Mengapa kali ini saya lebih optimis? Jawabannya, karena disebabkan oleh beberapa faktor pendukung.
Pertama. Saya sudah mendapatkan dukungan dari Kepala Kantor Kementerian Agama Kota Mataram dengan adanya surat balasan yang sebelumnya saya kirimkan. Balasan surat tersebut berisi tentang edaran kepada seluruh Kepala MIN/MIS, MTsN/MTsS, dan MAN/MAS untuk mengikuti program GSMB.
Kedua. Waktu yang diberikan oleh pihak GSMB lebih banyak dibandingkan dengan sebelumnya. Ketika menjadi KSPL waktu yang diberikan untuk sosialisasi program hanya beberapa pekan saja sedangkan ketika menjadi SPLN ini diberikan waktu tiga bulan lamanya. Tiga bulan merupakan waktu yang cukup lama dan saya rasa bisa bekerja lebih optimal dibandingkan dengan sebelumnya ketika menjadi KSPL.

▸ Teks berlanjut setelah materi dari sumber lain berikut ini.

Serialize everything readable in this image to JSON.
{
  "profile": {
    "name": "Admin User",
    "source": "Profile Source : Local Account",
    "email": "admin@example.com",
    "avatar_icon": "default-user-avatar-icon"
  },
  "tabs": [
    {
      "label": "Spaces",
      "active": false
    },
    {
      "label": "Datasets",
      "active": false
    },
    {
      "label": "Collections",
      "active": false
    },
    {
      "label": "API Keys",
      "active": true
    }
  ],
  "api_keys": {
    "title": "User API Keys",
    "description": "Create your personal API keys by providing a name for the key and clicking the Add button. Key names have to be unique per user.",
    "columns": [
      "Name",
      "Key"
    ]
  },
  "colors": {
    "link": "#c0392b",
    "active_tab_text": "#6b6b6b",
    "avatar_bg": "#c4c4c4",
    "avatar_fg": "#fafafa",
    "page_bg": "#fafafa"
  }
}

Ketiga. Mendapatkan suntikan motivasi dan inspirasi dari tokoh-tokoh hebat, seperti Andy Noya dan Bukik Setiawan. Alhamdulillah, saya sangat bersyukur kepada Allah SWT yang telah mempertemukan saya dengan pak Andy dan pak Bukik walaupun hanya lewat dunia maya. Pak Andy merupakan IDOLA saya yang telah menginspirasi saya untuk bangkit dari segala hal, banyak-banyak bersyukur, tidak mengeluh, dan tidak putus asa.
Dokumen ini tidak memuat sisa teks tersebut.